Bathed in the sacred dews of morn
The wide aerial landscape spread—
The world which was ere I was born,
The world which lasts when I am dead;

Which never was the friend of one,
Nor promised love it could not give,
But lit for all its generous sun,
And lived itself, and made us live.

There let me gaze, till I become
In soul, with what I gaze on, wed!
To feel the universe my home;
To have before my mind—instead

Of the sick room, the mortal strife,
The turmoil for a little breath—
The pure eternal course of life,
Not human combatings with death!

Thus feeling, gazing, might I grow
Composed, refresh'd, ennobled, clear;
Then willing let my spirit go
To work or wait elsewhere or here!


THE FUTURE

A wanderer is man from his birth.
He was born in a ship
On the breast of the river of Time;
Brimming with wonder and joy
He spreads out his arms to the light,
Rivets his gaze on the banks of the stream.

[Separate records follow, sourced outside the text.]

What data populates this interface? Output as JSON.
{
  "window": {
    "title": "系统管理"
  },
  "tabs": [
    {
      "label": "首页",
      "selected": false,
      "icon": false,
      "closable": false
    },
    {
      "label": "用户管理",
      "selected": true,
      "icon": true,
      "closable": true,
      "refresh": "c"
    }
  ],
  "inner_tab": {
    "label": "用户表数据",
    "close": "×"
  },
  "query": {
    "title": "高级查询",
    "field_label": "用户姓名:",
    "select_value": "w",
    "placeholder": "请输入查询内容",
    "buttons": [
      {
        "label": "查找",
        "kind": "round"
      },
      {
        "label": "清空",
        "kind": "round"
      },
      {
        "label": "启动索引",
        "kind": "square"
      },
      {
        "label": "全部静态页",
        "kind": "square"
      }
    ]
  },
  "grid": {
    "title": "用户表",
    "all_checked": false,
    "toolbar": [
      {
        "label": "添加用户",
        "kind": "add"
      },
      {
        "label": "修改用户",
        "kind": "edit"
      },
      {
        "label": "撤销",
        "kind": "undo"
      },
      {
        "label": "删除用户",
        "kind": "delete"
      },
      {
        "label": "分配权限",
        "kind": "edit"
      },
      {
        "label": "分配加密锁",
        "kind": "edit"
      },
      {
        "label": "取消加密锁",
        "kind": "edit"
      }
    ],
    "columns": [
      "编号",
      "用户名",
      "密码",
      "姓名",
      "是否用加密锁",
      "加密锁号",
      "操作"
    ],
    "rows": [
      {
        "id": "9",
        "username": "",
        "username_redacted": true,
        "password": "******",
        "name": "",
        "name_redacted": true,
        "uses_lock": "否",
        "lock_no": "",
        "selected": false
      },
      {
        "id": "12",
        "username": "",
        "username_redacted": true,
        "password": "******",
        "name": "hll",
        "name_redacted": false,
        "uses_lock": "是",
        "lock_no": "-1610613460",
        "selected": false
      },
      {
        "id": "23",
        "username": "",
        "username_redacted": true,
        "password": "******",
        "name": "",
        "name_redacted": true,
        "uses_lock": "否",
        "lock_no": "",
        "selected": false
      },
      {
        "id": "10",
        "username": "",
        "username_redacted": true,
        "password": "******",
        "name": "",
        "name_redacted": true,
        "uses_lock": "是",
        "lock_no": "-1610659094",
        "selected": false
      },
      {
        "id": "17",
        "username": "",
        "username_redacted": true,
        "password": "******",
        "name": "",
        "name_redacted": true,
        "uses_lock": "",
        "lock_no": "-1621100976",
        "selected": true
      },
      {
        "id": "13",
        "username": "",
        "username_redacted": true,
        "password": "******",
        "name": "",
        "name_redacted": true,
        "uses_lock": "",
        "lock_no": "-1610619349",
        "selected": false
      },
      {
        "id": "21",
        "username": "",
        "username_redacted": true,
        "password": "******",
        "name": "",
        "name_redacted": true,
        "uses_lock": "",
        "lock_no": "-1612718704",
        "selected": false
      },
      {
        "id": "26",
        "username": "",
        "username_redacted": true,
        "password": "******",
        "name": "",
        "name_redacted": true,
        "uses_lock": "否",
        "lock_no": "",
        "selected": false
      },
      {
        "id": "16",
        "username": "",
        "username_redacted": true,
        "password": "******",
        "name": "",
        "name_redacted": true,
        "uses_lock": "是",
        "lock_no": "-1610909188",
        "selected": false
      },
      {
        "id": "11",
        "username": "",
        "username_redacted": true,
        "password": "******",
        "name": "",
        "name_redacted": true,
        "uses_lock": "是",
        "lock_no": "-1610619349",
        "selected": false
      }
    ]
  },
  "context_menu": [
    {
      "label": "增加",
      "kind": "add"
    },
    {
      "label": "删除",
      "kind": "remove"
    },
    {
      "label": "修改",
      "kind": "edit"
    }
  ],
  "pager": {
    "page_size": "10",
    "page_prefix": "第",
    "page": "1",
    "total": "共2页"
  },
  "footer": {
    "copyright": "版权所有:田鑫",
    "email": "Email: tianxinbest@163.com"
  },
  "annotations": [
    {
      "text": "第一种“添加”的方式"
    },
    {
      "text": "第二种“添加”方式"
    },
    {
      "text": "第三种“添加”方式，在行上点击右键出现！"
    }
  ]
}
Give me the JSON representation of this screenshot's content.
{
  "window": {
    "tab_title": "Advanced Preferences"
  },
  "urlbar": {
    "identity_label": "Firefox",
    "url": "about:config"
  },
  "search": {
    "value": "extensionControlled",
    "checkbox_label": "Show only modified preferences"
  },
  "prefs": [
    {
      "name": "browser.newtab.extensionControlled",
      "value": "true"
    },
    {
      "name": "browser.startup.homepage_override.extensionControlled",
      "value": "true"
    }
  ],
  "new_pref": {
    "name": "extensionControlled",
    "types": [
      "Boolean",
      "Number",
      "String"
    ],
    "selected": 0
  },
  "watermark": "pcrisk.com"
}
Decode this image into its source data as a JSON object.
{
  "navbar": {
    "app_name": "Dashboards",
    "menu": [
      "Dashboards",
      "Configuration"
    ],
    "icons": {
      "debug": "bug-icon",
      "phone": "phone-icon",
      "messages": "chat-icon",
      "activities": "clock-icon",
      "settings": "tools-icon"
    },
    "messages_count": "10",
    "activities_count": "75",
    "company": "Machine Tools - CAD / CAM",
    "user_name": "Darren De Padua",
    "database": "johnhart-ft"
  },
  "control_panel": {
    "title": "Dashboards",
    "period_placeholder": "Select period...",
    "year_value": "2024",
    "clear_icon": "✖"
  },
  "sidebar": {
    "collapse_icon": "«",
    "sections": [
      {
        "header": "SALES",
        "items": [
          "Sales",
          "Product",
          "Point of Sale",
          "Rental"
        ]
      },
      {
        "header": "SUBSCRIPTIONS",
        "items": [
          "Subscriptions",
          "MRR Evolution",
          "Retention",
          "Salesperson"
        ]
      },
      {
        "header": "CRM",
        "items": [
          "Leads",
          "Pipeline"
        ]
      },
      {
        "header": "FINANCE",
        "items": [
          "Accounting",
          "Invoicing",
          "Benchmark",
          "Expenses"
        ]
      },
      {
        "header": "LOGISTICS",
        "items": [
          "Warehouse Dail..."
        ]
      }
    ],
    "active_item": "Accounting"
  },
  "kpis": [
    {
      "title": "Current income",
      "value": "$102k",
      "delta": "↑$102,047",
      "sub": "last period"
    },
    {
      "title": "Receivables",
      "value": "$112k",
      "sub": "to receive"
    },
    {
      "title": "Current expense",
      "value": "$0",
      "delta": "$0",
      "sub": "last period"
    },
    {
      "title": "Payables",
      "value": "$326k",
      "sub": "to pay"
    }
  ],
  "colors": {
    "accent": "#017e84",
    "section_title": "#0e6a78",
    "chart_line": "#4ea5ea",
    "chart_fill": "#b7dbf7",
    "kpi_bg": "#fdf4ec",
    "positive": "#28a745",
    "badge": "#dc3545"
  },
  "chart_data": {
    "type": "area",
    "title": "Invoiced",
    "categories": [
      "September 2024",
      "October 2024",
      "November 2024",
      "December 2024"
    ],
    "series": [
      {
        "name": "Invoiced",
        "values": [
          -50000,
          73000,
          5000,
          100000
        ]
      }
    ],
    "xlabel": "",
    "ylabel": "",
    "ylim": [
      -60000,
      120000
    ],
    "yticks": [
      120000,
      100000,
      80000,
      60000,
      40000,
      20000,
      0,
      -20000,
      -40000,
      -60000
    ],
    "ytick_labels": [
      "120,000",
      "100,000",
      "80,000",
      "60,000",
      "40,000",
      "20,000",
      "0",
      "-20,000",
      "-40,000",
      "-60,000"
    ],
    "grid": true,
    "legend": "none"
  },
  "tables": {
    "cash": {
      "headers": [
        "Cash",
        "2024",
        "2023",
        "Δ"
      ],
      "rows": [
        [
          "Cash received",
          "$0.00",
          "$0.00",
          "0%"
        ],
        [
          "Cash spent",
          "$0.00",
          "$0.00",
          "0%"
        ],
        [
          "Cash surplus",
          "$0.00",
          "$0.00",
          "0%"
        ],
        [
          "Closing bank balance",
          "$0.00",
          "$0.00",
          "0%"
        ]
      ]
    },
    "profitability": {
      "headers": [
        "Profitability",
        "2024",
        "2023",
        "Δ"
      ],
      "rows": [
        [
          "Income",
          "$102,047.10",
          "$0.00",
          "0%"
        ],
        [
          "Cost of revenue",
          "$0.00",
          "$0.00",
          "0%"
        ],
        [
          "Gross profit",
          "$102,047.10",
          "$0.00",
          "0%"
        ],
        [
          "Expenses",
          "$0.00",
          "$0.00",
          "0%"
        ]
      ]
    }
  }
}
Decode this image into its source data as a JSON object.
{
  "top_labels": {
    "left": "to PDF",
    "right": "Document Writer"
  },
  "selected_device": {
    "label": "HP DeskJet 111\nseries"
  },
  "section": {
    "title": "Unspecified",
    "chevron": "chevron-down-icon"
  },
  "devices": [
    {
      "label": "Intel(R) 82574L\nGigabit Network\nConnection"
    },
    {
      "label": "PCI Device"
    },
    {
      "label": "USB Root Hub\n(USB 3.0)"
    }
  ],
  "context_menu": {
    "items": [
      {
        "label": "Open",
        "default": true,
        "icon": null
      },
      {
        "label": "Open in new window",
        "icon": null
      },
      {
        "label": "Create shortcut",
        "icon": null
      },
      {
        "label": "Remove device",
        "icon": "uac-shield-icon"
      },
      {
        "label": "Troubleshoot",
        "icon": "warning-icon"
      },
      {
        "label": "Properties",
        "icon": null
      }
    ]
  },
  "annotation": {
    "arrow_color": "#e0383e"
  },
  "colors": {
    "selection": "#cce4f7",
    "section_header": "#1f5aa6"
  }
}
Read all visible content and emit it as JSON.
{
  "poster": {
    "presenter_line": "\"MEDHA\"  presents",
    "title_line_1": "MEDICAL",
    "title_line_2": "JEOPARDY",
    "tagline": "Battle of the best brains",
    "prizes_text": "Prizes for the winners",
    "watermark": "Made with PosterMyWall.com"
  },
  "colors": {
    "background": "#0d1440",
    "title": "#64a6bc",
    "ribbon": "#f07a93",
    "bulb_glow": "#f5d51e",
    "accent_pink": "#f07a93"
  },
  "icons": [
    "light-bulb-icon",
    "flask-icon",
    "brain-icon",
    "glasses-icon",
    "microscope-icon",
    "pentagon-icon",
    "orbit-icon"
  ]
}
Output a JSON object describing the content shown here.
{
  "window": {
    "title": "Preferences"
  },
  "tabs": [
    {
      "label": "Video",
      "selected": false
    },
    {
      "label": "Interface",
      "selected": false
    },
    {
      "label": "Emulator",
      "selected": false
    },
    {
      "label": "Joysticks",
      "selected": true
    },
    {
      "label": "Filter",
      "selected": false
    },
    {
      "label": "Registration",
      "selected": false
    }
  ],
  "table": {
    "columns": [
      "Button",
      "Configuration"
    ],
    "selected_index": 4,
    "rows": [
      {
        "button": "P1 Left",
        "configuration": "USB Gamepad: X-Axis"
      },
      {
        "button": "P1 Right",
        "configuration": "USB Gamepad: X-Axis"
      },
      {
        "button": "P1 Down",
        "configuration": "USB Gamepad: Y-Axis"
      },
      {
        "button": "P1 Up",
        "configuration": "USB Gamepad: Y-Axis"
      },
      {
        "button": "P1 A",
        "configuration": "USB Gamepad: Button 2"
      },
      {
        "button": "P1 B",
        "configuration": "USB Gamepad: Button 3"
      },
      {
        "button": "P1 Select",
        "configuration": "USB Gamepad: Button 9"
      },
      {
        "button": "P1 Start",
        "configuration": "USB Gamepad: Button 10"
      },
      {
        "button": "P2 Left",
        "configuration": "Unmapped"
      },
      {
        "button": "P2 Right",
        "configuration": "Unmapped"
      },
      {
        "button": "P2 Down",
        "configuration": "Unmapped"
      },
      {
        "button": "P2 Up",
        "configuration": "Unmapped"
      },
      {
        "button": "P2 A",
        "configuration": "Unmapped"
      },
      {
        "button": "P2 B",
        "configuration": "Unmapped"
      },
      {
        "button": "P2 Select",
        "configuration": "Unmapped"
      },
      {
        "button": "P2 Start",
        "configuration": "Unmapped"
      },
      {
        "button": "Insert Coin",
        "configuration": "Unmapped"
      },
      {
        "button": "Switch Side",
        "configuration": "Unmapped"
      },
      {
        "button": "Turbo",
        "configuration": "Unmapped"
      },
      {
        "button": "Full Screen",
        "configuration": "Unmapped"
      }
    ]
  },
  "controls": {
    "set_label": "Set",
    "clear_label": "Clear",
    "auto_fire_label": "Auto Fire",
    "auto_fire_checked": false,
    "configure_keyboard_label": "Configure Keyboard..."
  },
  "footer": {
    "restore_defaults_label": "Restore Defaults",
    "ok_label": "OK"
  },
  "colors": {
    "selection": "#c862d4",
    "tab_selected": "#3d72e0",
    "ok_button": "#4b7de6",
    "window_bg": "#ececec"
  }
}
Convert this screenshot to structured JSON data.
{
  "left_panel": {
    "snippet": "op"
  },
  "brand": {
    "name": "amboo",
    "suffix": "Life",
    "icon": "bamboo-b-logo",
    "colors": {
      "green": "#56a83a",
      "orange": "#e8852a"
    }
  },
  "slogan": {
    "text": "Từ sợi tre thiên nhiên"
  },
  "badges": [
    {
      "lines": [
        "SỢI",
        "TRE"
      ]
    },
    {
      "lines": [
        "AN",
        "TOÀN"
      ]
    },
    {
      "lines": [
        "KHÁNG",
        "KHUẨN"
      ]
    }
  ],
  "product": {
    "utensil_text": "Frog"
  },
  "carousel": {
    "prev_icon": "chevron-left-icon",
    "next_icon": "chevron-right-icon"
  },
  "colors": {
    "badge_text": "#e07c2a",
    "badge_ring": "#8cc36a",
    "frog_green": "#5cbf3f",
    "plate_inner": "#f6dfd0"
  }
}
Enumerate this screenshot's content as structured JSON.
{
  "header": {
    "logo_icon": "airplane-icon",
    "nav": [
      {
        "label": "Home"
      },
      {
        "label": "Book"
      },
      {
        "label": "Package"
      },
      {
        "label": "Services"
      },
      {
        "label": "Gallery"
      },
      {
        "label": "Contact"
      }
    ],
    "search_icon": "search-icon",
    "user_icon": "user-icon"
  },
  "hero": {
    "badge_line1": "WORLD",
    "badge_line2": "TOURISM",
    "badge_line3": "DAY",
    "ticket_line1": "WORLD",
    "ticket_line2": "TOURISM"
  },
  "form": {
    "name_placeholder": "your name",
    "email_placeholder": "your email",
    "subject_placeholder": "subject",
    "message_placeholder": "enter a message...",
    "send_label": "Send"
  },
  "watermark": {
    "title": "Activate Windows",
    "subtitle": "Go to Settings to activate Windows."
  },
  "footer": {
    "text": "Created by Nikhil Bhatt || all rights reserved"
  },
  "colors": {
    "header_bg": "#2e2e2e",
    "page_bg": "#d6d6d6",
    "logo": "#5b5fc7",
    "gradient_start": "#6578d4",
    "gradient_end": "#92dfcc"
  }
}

As what he sees is, so have his thoughts been.
Whether he wakes,
Where the snowy mountainous pass,
Echoing the screams of the eagles,
Hems in its gorges the bed
Of the new-born clear-flowing stream;
Whether he first sees light
Where the river in gleaming rings
Sluggishly winds through the plain;
Whether in sound of the swallowing sea—
As is the world on the banks,
So is the mind of the man.

Vainly does each, as he glides,
Fable and dream
Of the lands which the river of Time
Had left ere he woke on its breast,
Or shall reach when his eyes have been closed.
Only the tract where he sails
He wots of; only the thoughts,
Raised by the objects he passes, are his.